Suppose we have a function $f$ defined on a disk in the field $\mathbb Q_p$, given by an absolutely convergent power series, with $f(0)=0$ and $f'(0)=1$:
$$\mathbb Q_p\ni f(x)=x+\sum_{n\geq2}a_nx^n,\quad|x|\leq R>0$$ $$\mathbb R\ni\sum_{n\geq2}|a_n|R^n<\infty$$
Are there disks of (positive) radii $S$ and $r\leq R$, and a function $g$, also given by an absolutely convergent power series, such that $g(f(x))=x$ for all $|x|\leq r$, and $f(g(y))=y$ for all $|y|\leq S$?
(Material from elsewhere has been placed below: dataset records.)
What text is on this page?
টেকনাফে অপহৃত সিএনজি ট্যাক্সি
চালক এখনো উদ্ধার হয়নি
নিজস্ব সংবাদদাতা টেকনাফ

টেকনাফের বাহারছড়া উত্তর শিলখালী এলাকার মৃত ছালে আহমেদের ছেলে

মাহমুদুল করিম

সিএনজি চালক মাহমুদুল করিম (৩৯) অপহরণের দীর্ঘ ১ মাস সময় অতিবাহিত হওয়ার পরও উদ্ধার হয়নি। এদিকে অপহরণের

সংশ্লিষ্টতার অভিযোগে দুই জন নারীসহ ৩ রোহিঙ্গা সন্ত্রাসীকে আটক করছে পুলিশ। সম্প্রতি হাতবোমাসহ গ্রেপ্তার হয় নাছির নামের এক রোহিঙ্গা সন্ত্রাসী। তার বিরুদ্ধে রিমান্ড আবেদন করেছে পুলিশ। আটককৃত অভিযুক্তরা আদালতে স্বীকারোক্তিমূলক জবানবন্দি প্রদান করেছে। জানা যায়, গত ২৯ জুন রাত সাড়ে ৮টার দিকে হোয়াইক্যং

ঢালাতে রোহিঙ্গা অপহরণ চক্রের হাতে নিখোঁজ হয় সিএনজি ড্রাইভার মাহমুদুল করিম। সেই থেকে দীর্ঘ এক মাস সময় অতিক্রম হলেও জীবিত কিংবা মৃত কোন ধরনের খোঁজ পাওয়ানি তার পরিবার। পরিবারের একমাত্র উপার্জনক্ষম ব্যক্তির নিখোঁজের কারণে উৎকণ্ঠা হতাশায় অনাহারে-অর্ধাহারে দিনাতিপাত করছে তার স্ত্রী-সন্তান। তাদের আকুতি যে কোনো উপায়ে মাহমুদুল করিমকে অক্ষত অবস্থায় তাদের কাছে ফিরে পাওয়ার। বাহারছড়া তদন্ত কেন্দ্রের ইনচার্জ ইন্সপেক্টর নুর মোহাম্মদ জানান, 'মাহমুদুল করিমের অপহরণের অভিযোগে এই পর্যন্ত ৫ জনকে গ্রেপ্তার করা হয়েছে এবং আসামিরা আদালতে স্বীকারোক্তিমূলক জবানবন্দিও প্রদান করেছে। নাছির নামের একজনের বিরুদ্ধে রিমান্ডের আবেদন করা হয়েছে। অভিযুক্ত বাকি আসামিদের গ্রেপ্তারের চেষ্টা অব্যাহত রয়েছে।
$$g(y)=y+\sum_{n\geq2}b_ny^n,\quad|y|\leq S$$ $$\sum_{n\geq2}|b_n|S^n<\infty$$
(Assuming it is true) I'd actually like a uniform proof that works for $\mathbb R$, $\mathbb C$, or $\mathbb Q_p$. See Is the inverse of a real analytic function still analytic? and If $f'(z_0)\neq 0$ then $f$ has an holomorphic inverse. for proofs specific to the complex field. See Composition of real-analytic functions is real-analytic for a uniform proof of the type I'm looking for.
By expanding the formal power series $g(f(X))$, I can see that the required coefficients $b_n$ exist and are unique. But I can't see that $g(y)$ converges for some $y\neq0$.